Akai Gurley “loved life” and was a loving father to his two young children, said Hertencia Petersen, Gurley’s aunt. The unarmed 28-year-old black man was accidentally shot by a rookie New York City police officer as he patrolled Gurley’s housing project in the city's Brooklyn borough on Nov. 20, 2014.

“He was a mama’s boy,” she said, adding that he was passionate about cars and had been trying to move out of New York City. “He did not commit any crime but … my nephew is dead and my sister is broken until she leaves this world.”

Filmmaker Gina Belafonte, former Black Panther Party member Jamal Joseph and film director Quentin Tarantino were among the figures that read the names and stories of numerous victims of police violence. Tarantino brought attention to Freddie Gray, a 25-year-old unarmed black man who died under unclear circumstances after being arrested by Baltimore police on in April. His death sparked days of protests that engulfed the city.
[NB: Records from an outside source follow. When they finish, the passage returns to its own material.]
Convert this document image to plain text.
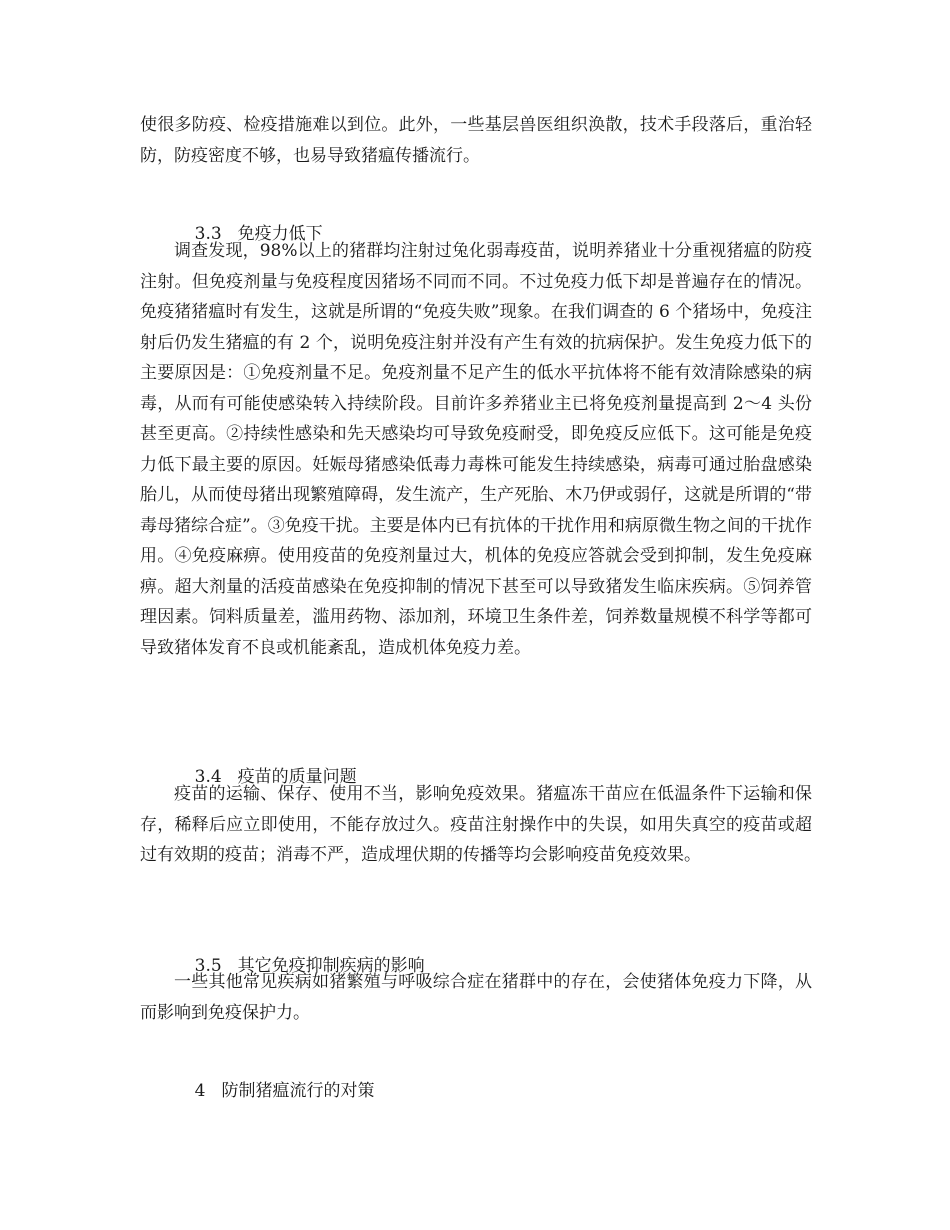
使很多防疫、检疫措施难以到位。此外，一些基层兽医组织涣散，技术手段落后，重治轻防，防疫密度不够，也易导致猪瘟传播流行。

3.3 免疫力低下

调查发现，98%以上的猪群均注射过兔化弱毒疫苗，说明养猪业十分重视猪瘟的防疫注射。但免疫剂量与免疫程度因猪场不同而不同。不过免疫力低下却是普遍存在的情况。免疫猪猪瘟时有发生，这就是所谓的“免疫失败”现象。在我们调查的 6 个猪场中，免疫注射后仍发生猪瘟的有 2 个，说明免疫注射并没有产生有效的抗病保护。发生免疫力低下的主要原因是：①免疫剂量不足。免疫剂量不足产生的低水平抗体将不能有效清除感染的病毒，从而有可能使感染转入持续阶段。目前许多养猪业主已将免疫剂量提高到 2～4 头份甚至更高。②持续性感染和先天感染均可导致免疫耐受，即免疫反应低下。这可能是免疫力低下最主要的原因。妊娠母猪感染低毒力毒株可能发生持续感染，病毒可通过胎盘感染胎儿，从而使母猪出现繁殖障碍，发生流产，生产死胎、木乃伊或弱仔，这就是所谓的“带毒母猪综合症”。③免疫干扰。主要是体内已有抗体的干扰作用和病原微生物之间的干扰作用。④免疫麻痹。使用疫苗的免疫剂量过大，机体的免疫应答就会受到抑制，发生免疫麻痹。超大剂量的活疫苗感染在免疫抑制的情况下甚至可以导致猪发生临床疾病。⑤饲养管理因素。饲料质量差，滥用药物、添加剂，环境卫生条件差，饲养数量规模不科学等都可导致猪体发育不良或机能紊乱，造成机体免疫力差。

3.4 疫苗的质量问题

疫苗的运输、保存、使用不当，影响免疫效果。猪瘟冻干苗应在低温条件下运输和保存，稀释后应立即使用，不能存放过久。疫苗注射操作中的失误，如用失真空的疫苗或超过有效期的疫苗；消毒不严，造成埋伏期的传播等均会影响疫苗免疫效果。

3.5 其它免疫抑制疾病的影响

一些其他常见疾病如猪繁殖与呼吸综合症在猪群中的存在，会使猪体免疫力下降，从而影响到免疫保护力。

4 防制猪瘟流行的对策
Tarantino also highlighted the deaths of Antonio Guzmán López, a 38-year-old unarmed man shot and killed by San Jose State University Police on Feb. 21, 2014 after officers said he was “acting strange”; and Michael Brown, an 18-year-old unarmed black teenager killed by police in Ferguson, Missouri, on Aug. 9, 2014, sparking a national movement to protest police treatment of minorities. Those demonstrations evolved into a civil rights movement known as “Black Lives Matter” and resulted in attempts to form a unified legal strategy against police violence.

But despite the national spotlight, many among the families gathered in New York City on Thursday said police killings continue, along with alleged impunity for many of the officers involved.

“We fear for our lives every day,” said LaToya Howell, mother of Justus Howell — a 17-year-old black teenager shot twice in the back while fleeing a Zion, Illinois, police officer. “We’ve been shown … that your child can be killed by the way they look," Howell said.

About a dozen New York City police officers stood nearby but declined to comment on the protest.

Victims' relatives were joined by advocacy groups including Granny Peace Brigade and Stop Police Terror. About a dozen priests and one Franciscan friar held a morning prayer session before marching to Times Square to support the protest.

"I'm here to repent of the original sin of racism in the U.S.," Brother Anthony Zuba, a Capuchin Franciscan friar, told Al Jazeera.

Rev. Peter Heltzel of New York Theological Seminary and Micah Institute, a justice advocacy group, said he and about a dozen other clergy members who attended the protest aimed to make the Bible verse the group is based on “real.”

“Micah 6:8 says ‘Do justice, love mercy and walk humbly,’” Heltzel said. “In any circumstances of life, we need to treat people with love and respect,” he said, adding that the clergy’s place amid police violence is to provide moral authority in the argument for community policing.

For Friday, organizers planned a "Shut Down Rikers" protest in the New York City Borough of Queens, referring to the area’s Rikers Island jail complex. On Saturday, organizers plan a national march against police violence.

“Police terror and the killings have to stop,” said Dee, a San Francisco Bay Area activist with the group Stop Mass Incarceration who requested that her full name not be used. “It’s happening in New York, San Francisco, Los Angeles, because it’s the same mindset police have everywhere.”